蒲松龄试了试用木炭条书写,发现硬笔书写确实比毛笔方便,既便于携带,又好发力,只需手指的力量,便能将字体写的很漂亮。
只是硬笔写出的字迹太过僵硬,用来速记还行,用来练习书法则欠缺了几分内涵。
不论如何,这是一个新奇的发现。蒲松龄充满兴趣的练了几天硬笔书法,最后将用布裹好的木炭条和聂小倩画的那副笔缸图一起放进多宝阁,小心翼翼的珍藏起来。
炭笔画不好保存,用手一摸就能蹭花炭粉线条。
对此,聂小倩也没什么好办法。这种素描画在现代要保存,一般都是往上面喷一层定画液,可古代哪里来的定画液?
聂小倩倒是知道有酒精兑松香调和的保存古法,可这方法也没法拿来用。
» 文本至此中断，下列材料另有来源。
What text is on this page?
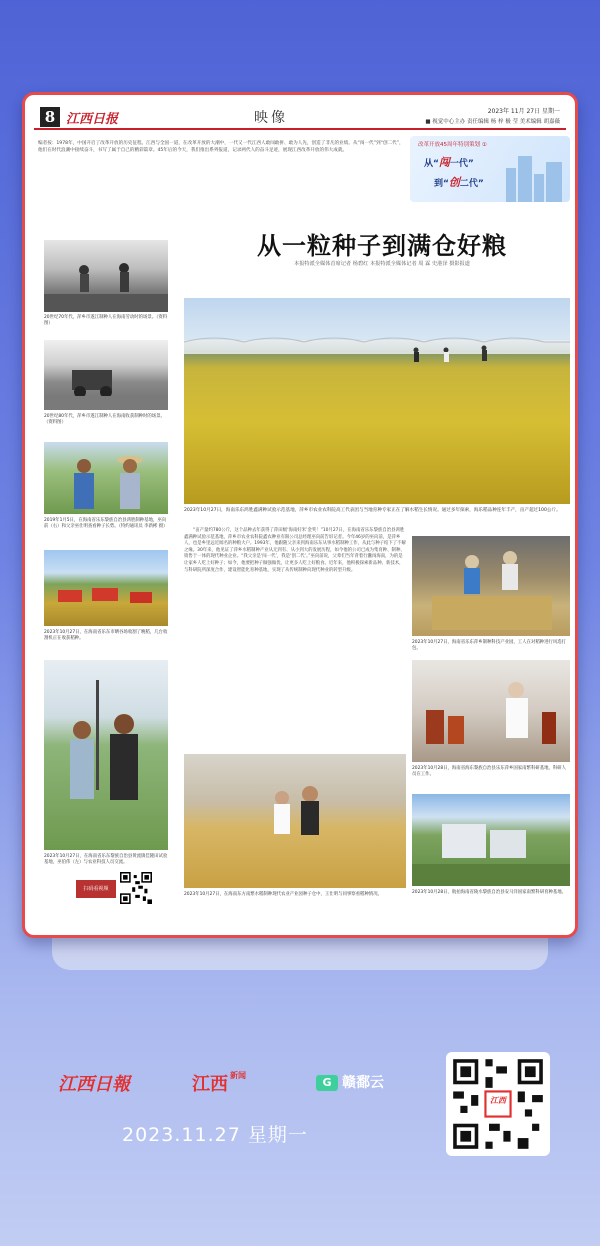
8 江西日报	映像	2023年 11月 27日 星期一
■ 视觉中心主办 责任编辑 杨 梓 极 莹 美术编辑 胡嘉薇
编者按：1978年，中国开启了改革开放的历史征程。江西与全国一道，在改革开放的大潮中，一代又一代江西人敢闯敢拼、敢为人先，创造了非凡的业绩。从“闯一代”到“创二代”，他们在时代浪潮中接续奋斗，书写了属于自己的精彩篇章。45年后的今天，我们推出系列报道，记录两代人的奋斗足迹，展现江西改革开放的伟大成就。
改革开放45周年特别策划 ①
从“闯一代”
到“创二代”
从一粒种子到满仓好粮
本报特派全媒体首席记者 杨碧红 本报特派全媒体记者 周 霖 史港泽 摄影报道
20世纪70年代，萍乡市遂江制种人在海南劳动时的场景。（资料图）
20世纪80年代，萍乡市遂江制种人在海南收获制种时的场景。（资料图）
2019年1月5日，在海南省乐东黎族自治县鸿胜制种基地，巫向前（右）和父亲巫仕明查看种子长势。（特约通讯员 李新彬 摄）
2023年10月27日，在海南省乐东市晒谷场收割了晚稻，几台收割机正在收获稻种。
2023年10月27日，在海南省乐东黎族自治县黄流镇佳隆田试验基地，巫伯伟（左）与农业科技人员交流。
扫码看视频
2023年10月27日，海南乐东鸿胜鑫满种试验示范基地，萍乡市农业农科院高工代表团与当地育种专家正在了解水稻生长情况。通过多年探索，海乐稻品种连年丰产，亩产超过100公斤。
“亩产量约780公斤，这个品种去年获得了萍田级‘海南好米’金奖！”10月27日，在海南省乐东黎族自治县鸿胜鑫满种试验示范基地，萍乡市农业农科院鑫农种业有限公司总经理巫向前告诉记者。今年46岁的巫向前，是萍乡人，也是乡里远近闻名的种粮大户。1993年，他跟随父亲来到海南乐东从事水稻制种工作，从此与种子结下了不解之缘。30年来，他见证了萍乡水稻制种产业从无到有、从小到大的发展历程，如今他的公司已成为集育种、制种、销售于一体的现代种业企业。“我父亲是‘闯一代’，我是‘创二代’。”巫向前说，父辈们当年背着行囊闯海南，为的是让家乡人吃上好种子；如今，他要把种子做强做优，让更多人吃上好粮食。近年来，他积极探索新品种、新技术，与科研院所深度合作，建设智能化育种基地，实现了从传统制种向现代种业的转型升级。
2023年10月27日，海南省乐东萍乡制种科技产业园，工人在对稻种进行风选打包。
2023年10月28日，海南省海东黎族自治县乐东萍乡国家南繁科研基地，科研人员在工作。
2023年10月28日，航拍海南省陵水黎族自治县安马洋国家南繁科研育种基地。
2023年10月27日，在海南东方南繁水稻制种现代农业产业园种子仓中，王仕明与同事察看稻种情况。
江西日報	江西 $^{新闻}$
G 赣鄱云
2023.11.27 星期一
江西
松香先不提,就说酒精……算了,这个灾荒的年头,普通白酒都是稀有品,何况高蒸馏的酒精。
撇开这些事不提,蒲松龄的学习进度日行千里,渐渐地,聂小倩开始跟不上他了。
聂小倩虽然是个成年人,但她从小接受的是现代教育,古文对于她来说是一门学科,而不是生活。她看古代书籍时十分吃力,需要将每句文言文在脑海里翻译成现代汉语,才能理解其中的意思。
而蒲松龄则不同,他虽然年纪小,可从小接受的就是古代的精英教育,三字经启蒙,论语开智,读古书宛如吃糖豆,眼睛一扫,囫囵瞄过,便知其大概含义,甚至自己提笔也能写出文绉绉的古文来。
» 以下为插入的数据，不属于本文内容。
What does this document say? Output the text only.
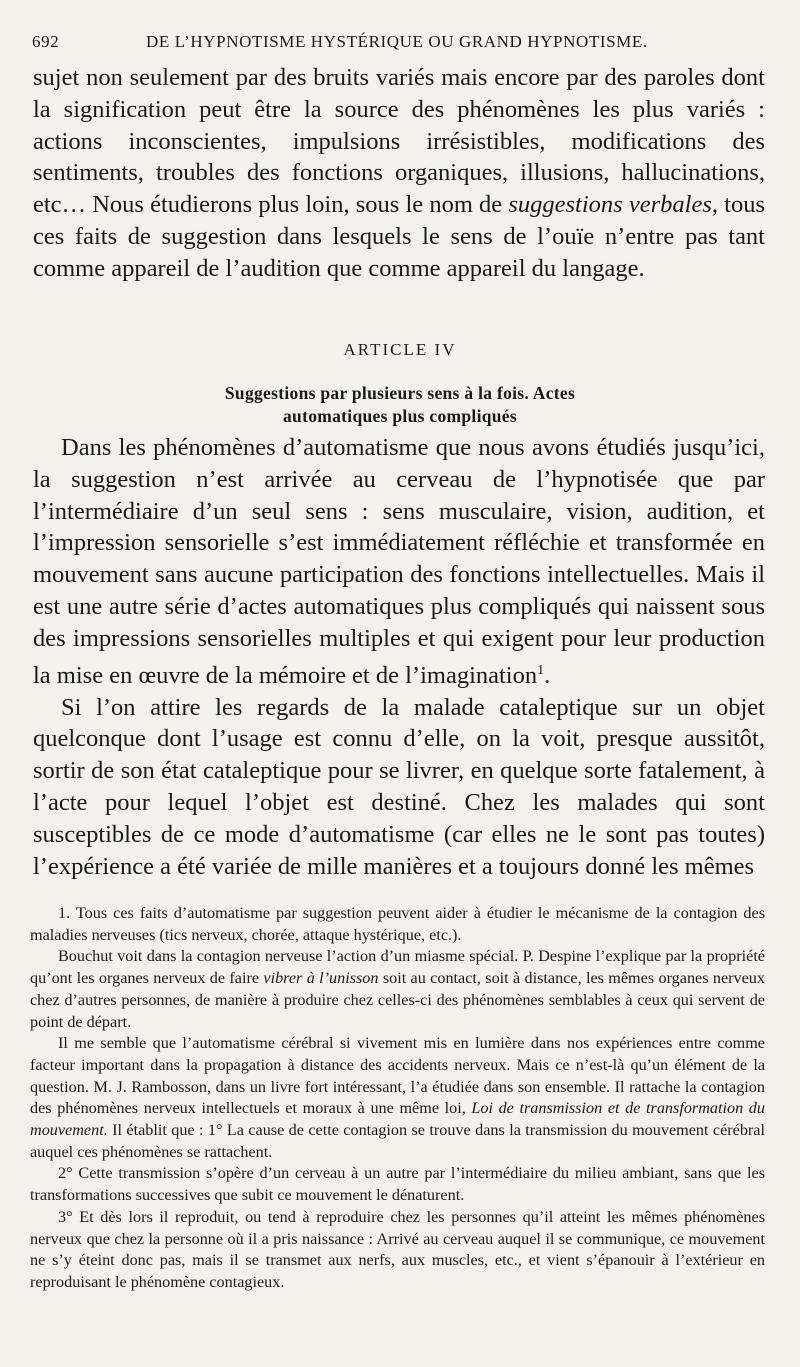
692	DE L’HYPNOTISME HYSTÉRIQUE OU GRAND HYPNOTISME.

sujet non seulement par des bruits variés mais encore par des paroles dont la signification peut être la source des phénomènes les plus variés : actions inconscientes, impulsions irrésistibles, modifications des sentiments, troubles des fonctions organiques, illusions, hallucinations, etc… Nous étudierons plus loin, sous le nom de suggestions verbales, tous ces faits de suggestion dans lesquels le sens de l’ouïe n’entre pas tant comme appareil de l’audition que comme appareil du langage.

ARTICLE IV
Suggestions par plusieurs sens à la fois. Actes
automatiques plus compliqués

Dans les phénomènes d’automatisme que nous avons étudiés jusqu’ici, la suggestion n’est arrivée au cerveau de l’hypnotisée que par l’intermédiaire d’un seul sens : sens musculaire, vision, audition, et l’impression sensorielle s’est immédiatement réfléchie et transformée en mouvement sans aucune participation des fonctions intellectuelles. Mais il est une autre série d’actes automatiques plus compliqués qui naissent sous des impressions sensorielles multiples et qui exigent pour leur production la mise en œuvre de la mémoire et de l’imagination$^1$.

Si l’on attire les regards de la malade cataleptique sur un objet quelconque dont l’usage est connu d’elle, on la voit, presque aussitôt, sortir de son état cataleptique pour se livrer, en quelque sorte fatalement, à l’acte pour lequel l’objet est destiné. Chez les malades qui sont susceptibles de ce mode d’automatisme (car elles ne le sont pas toutes) l’expérience a été variée de mille manières et a toujours donné les mêmes

1. Tous ces faits d’automatisme par suggestion peuvent aider à étudier le mécanisme de la contagion des maladies nerveuses (tics nerveux, chorée, attaque hystérique, etc.).

Bouchut voit dans la contagion nerveuse l’action d’un miasme spécial. P. Despine l’explique par la propriété qu’ont les organes nerveux de faire vibrer à l’unisson soit au contact, soit à distance, les mêmes organes nerveux chez d’autres personnes, de manière à produire chez celles-ci des phénomènes semblables à ceux qui servent de point de départ.

Il me semble que l’automatisme cérébral si vivement mis en lumière dans nos expériences entre comme facteur important dans la propagation à distance des accidents nerveux. Mais ce n’est-là qu’un élément de la question. M. J. Rambosson, dans un livre fort intéressant, l’a étudiée dans son ensemble. Il rattache la contagion des phénomènes nerveux intellectuels et moraux à une même loi, Loi de transmission et de transformation du mouvement. Il établit que : 1° La cause de cette contagion se trouve dans la transmission du mouvement cérébral auquel ces phénomènes se rattachent.

2° Cette transmission s’opère d’un cerveau à un autre par l’intermédiaire du milieu ambiant, sans que les transformations successives que subit ce mouvement le dénaturent.

3° Et dès lors il reproduit, ou tend à reproduire chez les personnes qu’il atteint les mêmes phénomènes nerveux que chez la personne où il a pris naissance : Arrivé au cerveau auquel il se communique, ce mouvement ne s’y éteint donc pas, mais il se transmet aux nerfs, aux muscles, etc., et vient s’épanouir à l’extérieur en reproduisant le phénomène contagieux.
读书对于他,就是生活的一部分,和吃饭、洗澡、睡觉一样自然。
往往聂小倩还没看完一页书,蒲松龄就已经翻过十页了。
有这样的天才同桌作伴,聂小倩终于回想起了曾一度被邻居学霸哥哥所支配的恐怖和被囚禁于期末成绩单中的那份屈辱。
罢了!不提往事,免得伤心。
聂小倩放下书,施施然去了厨房,准备给蒲松龄偷一点吃的做下午的加餐。
小松龄正在长身体的时期,饭量很大,可如今蒲宅的一日三餐都限量供应,他人小胳膊短,夹菜的筷子不如其他人利索,每次都吃不饱,一到下午就饿的肚子咕咕叫。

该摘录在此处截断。